- 3 medium acorn squash
- 1-1/2 cups water
- 1 pound bulk pork sausage
- 1/2 pound sliced baby portobello mushrooms
- 1 large onion, chopped
- 1 celery rib, chopped
- 1 garlic clove, minced
- 1/2 cup white wine or beef broth
- 1 can (10-3/4 ounces) condensed cream of mushroom soup, undiluted
- 1 cup salad croutons
- 1/2 cup 2% milk
- 1/3 cup shredded Parmesan cheese
- 1 cup (4 ounces) sharp shredded cheddar cheese, divided
- Cut squash in half; discard seeds. Place cut side down in an ungreased 15-in. x 10-in. x 1-in. baking pan. Add water. Cover and bake at 350° for 40-50 minutes or until tender.

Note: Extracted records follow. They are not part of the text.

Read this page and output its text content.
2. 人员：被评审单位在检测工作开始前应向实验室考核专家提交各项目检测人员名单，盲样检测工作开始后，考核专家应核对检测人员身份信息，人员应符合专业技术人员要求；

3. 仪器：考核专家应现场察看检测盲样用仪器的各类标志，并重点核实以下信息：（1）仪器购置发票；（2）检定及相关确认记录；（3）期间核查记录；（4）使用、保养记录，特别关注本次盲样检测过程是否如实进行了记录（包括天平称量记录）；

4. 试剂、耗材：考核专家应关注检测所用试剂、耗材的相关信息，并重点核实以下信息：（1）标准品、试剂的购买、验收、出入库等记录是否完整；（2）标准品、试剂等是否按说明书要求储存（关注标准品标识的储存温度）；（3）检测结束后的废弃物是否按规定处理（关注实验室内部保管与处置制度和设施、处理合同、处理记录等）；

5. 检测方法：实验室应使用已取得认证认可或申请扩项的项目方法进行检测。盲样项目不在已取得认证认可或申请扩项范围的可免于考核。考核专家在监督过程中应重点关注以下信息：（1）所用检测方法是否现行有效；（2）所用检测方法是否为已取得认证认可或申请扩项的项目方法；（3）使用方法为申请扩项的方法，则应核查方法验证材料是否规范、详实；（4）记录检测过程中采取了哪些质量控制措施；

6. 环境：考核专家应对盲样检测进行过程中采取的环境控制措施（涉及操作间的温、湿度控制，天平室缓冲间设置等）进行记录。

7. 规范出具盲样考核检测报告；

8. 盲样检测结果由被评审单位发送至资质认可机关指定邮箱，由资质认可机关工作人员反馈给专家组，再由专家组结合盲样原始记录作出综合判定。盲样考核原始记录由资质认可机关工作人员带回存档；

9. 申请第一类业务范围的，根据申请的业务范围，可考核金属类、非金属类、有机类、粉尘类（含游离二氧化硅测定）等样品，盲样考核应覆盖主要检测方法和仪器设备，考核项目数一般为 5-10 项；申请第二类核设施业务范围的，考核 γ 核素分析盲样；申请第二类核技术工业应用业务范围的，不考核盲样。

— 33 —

- Meanwhile, in a large skillet, cook the sausage, mushrooms, onion, celery and garlic over medium heat until meat is no longer pink; drain. Add wine. Bring to a boil; cook until liquid is reduced by half. Stir in the soup, croutons, milk, Parmesan and 3/4 cup cheddar cheese.
- Drain water from squash. Turn squash over; stuff with sausage mixture. Sprinkle with remaining cheddar cheese. Bake, uncovered, for 20-25 minutes or until heated through. Yield: 6 servings.
Full-Bodied White Wine
Enjoy this recipe with a full-bodied white wine such as Chardonnay or Viognier.
Reviews for Sausage & Mushroom Stuffed Squash
"I used venison sausage and everyone loved this recipe!"
"Had to make this twice to decide if my family really liked it. They do. I buy the 3 acorn squash and get two meals from this recipe, since there is only 3 of us. Wasn't sure about adding the croutons, but like them now. Very flavorful dish and we'll have it more often."
"Made just as recipe is written. I used Bob Evans Italian pork sausage roll. I had never cooked with acorn squash before but now this is one of my favorites. Have made several times. Very good!"
"This has outstanding flavor! Much better than just a meat mixture baked inside the squash. Followed the recipe as is. I only had 2 acorn squash so I had about 1cup of stuffing left over. I am anxious to use the stuffing for stuffed zucchini. I never made stuffed acorn squash before....but I will definitely be making it again with this recipe. Would also like to try using stuffing mix in place of salad croutons. Another great recipe.....Thanks Taste of Home!!!Sept 2015: I made this again, and this time I used stuffing mix in place of salad croutons. It tasted great. I had one large acorn squash, which is plenty for my husband and me. I had almost 2c of sausage mixture left over, even though I generously stuffed the large acorn squash. I froze the left over sausage mixture. The following week, I removed mixture from freezer and put it in the fridge while at work. It was enough to stuff 2 small squash and tasted just as good as the original day I made it. I will be making this again soon!"